OSCE-Commissioned Review of Amendments to Law on Broadcasting
Legislative amendments to the law on broadcasting “improve the current law, ensuring greater pluralism and transparency in the work of the public broadcaster,” OSCE media freedom representative Dunja Mijatović said in a letter to Georgia’s Foreign Minister Maia Panjikidze.
The Office of the OSCE Representative on Freedom of the Media has commissioned a review of the package of bills, which envisage measures for more financial transparency of broadcasters, reforming rule of composition of Georgian Public Broadcaster’s (GPB) board of trustees and transforming Adjara TV’s status into public broadcasting. The analysis of the proposal was released by the Office of the OSCE Representative on Freedom of the Media on March 25.
The report in overall gives a positive review of the bill; it, however, notes that lack of provisions, defining how transition from the existing board of trustees of GPB to planned new one is made, represents “the main deficiency of the proposed reform”. It calls to make this transition “in a gradual and orderly fashion.”
The proposed bill offers to reduce number of board members from current 15 to nine, who will take their seats for a six-year term, and to exclude the President from the process of selecting board members. According to existing rule, the President selects three candidates for each seat in the board and then the Parliament approves one of those three candidates.

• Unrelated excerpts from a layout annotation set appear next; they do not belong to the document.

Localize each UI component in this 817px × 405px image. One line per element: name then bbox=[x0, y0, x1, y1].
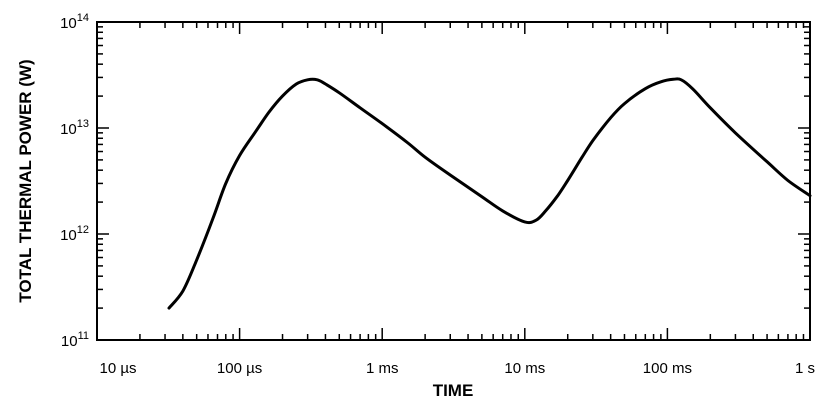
x-axis-title: TIME bbox=[433, 381, 474, 400]
y-tick-label: 1014 bbox=[60, 12, 89, 32]
x-tick-label: 100 ms bbox=[643, 360, 692, 377]
ticks bbox=[96, 21, 811, 341]
x-tick-label: 1 ms bbox=[366, 360, 399, 377]
y-tick-label: 1011 bbox=[61, 330, 89, 350]
x-tick-label: 10 µs bbox=[100, 360, 137, 377]
x-tick-label: 100 µs bbox=[217, 360, 262, 377]
y-tick-label: 1012 bbox=[60, 224, 89, 244]
y-tick-label: 1013 bbox=[60, 118, 89, 138]
x-tick-label: 1 s bbox=[795, 360, 815, 377]
y-axis-title: TOTAL THERMAL POWER (W) bbox=[16, 59, 35, 302]
series-line-total-thermal-power bbox=[167, 77, 812, 310]
tick-labels: 10 µs 100 µs 1 ms 10 ms 100 ms 1 s 1011 1012 101… bbox=[60, 12, 815, 377]
x-tick-label: 10 ms bbox=[504, 360, 545, 377]
plot-frame bbox=[96, 21, 811, 341]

Three members, according to the bill, have to be approved by the parliamentary majority, three by the parliamentary minority group and other lawmakers who are not part of either parliamentary majority or minority groups. Candidates for these six seats should be selected through competition by a nine-member commission, which should be established specifically for this purpose by the Parliamentary Chairman and should be composed of civil society representatives. The commission should nominate at least three candidates for each vacant seat in GPB’s board of trustees.

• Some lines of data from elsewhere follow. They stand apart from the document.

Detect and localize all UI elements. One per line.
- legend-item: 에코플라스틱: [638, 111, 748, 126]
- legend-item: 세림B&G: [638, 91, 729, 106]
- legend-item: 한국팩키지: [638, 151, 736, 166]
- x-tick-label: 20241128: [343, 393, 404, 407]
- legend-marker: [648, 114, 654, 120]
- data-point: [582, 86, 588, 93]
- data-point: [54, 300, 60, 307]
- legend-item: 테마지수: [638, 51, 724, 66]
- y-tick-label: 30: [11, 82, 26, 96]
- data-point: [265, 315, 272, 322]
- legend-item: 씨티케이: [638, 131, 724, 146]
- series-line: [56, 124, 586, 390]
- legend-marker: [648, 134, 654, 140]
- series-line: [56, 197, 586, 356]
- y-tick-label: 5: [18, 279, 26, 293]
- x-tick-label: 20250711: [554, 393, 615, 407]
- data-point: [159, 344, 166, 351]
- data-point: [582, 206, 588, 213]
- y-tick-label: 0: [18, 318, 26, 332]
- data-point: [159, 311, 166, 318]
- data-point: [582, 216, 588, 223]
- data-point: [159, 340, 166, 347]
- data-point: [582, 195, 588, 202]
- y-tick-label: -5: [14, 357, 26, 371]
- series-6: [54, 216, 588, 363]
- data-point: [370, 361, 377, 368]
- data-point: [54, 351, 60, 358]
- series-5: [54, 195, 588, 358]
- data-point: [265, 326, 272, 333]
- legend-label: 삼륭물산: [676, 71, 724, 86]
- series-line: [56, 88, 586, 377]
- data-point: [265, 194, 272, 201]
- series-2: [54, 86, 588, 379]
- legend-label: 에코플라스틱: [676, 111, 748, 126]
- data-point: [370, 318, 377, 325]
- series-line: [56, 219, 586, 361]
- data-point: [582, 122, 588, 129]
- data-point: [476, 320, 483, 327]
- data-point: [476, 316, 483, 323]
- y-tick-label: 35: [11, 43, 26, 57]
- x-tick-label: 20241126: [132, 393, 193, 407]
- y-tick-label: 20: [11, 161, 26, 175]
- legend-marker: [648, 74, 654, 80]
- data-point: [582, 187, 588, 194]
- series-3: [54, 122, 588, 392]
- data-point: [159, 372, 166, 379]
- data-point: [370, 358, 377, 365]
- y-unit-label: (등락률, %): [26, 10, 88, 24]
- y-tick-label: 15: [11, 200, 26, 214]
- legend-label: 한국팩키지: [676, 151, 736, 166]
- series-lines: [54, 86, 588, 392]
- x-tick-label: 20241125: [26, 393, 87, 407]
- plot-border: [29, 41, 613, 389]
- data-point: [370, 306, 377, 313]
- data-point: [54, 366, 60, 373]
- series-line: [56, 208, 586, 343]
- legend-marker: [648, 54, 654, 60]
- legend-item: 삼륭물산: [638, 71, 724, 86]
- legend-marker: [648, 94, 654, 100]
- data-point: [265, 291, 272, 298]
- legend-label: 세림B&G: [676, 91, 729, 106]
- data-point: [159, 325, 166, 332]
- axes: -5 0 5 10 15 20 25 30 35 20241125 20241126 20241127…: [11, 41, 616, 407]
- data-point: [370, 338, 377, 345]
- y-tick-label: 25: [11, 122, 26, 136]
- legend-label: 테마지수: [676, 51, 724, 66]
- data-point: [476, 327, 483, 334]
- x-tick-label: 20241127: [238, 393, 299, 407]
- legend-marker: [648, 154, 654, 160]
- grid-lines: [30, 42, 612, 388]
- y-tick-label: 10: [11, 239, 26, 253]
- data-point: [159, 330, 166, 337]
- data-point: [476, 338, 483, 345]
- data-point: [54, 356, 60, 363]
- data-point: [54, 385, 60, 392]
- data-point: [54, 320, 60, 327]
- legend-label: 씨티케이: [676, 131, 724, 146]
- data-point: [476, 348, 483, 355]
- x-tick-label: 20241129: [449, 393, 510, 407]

Two members of GPB’s board have to be selected by the Public Defender through competition and one seat will automatically go to chairman of board of trustees of yet to be formed public broadcaster of the Adjara Autonomous Republic.

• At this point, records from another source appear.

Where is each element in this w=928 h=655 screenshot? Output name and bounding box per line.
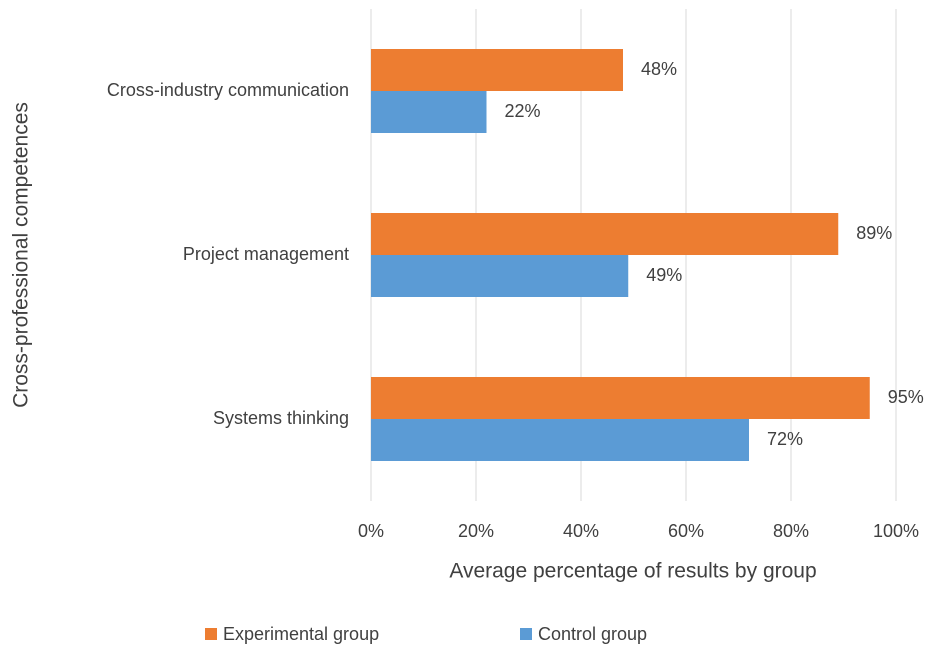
data-label: 89% <box>856 223 892 243</box>
x-tick-label: 40% <box>563 521 599 541</box>
y-tick-label: Project management <box>183 244 349 264</box>
x-tick-label: 60% <box>668 521 704 541</box>
legend-label: Control group <box>538 624 647 644</box>
x-tick-label: 20% <box>458 521 494 541</box>
bar <box>371 255 629 297</box>
bar <box>371 419 749 461</box>
x-tick-label: 100% <box>873 521 919 541</box>
bar <box>371 213 839 255</box>
data-label: 49% <box>646 265 682 285</box>
data-label: 48% <box>641 59 677 79</box>
x-tick-label: 80% <box>773 521 809 541</box>
bar <box>371 91 487 133</box>
legend-swatch <box>520 628 532 640</box>
y-axis-label: Cross-professional competences <box>10 102 33 408</box>
bar <box>371 377 870 419</box>
y-tick-label: Cross-industry communication <box>107 80 349 100</box>
y-tick-label: Systems thinking <box>213 408 349 428</box>
x-tick-label: 0% <box>358 521 384 541</box>
legend-swatch <box>205 628 217 640</box>
legend-label: Experimental group <box>223 624 379 644</box>
data-label: 72% <box>767 429 803 449</box>
x-axis-label: Average percentage of results by group <box>449 560 816 583</box>
data-label: 95% <box>888 387 924 407</box>
bar <box>371 49 623 91</box>
data-label: 22% <box>505 101 541 121</box>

The bill does not make it clear whether the sitting board of GPB should be replaced or not by the new one upon enforcement of these legislative amendments.
Georgian Dream lawmaker Eliso Chapidze, who is a sponsor of the bill, said earlier this month that no final decision was yet made when the new rule of composition should be applied; she said there were two possible options: either to start composition of the new board immediately after the proposed bill is enacted or later, when term of authority of at least six sitting members of the board expires. Lawmakers from the UNM parliamentary minority group say that pre-term termination of authority of sitting members of the board would amount to political meddling into GPB by the new authorities.
OSCE-commission analysis of the bill says that proposed amendments “are in most cases improvements that provide for better possibilities for plurality, rather than the current major role for the President in appointment of the Board of Trustees.”
“However, it is important that any transition to a new system is made in a gradual and orderly fashion,” the report reads. “What is needed and what is lacking at the moment is a transitional system with provisions setting out how the change from one system to the other will be made. As the number of Trustees is reduced, there needs to be a system for undertaking this that still preserves the possibility for the Board of working efficiently. New requirements that may not be met by existing Trustees should normally only apply to new appointees with the existing ones serving out their term or the major part of their term, although a gradual phasing out of the existing Board will be necessary as the new one is to be smaller. The main deficiency related to the proposed amendments is the absence of transitional provisions governing the introduction of the new Board of Trustees. Even if the amendments are an improvement on the existing Broadcasting Law there is a risk that introduction of new criteria will be used to terminate the existing Board of Trustees in a precipitated and unorganised manner, which would disrupt the work of the Broadcaster.”
The report says that spelling out rotation procedures clearly is important so that “the entire Board is not new at any one time.”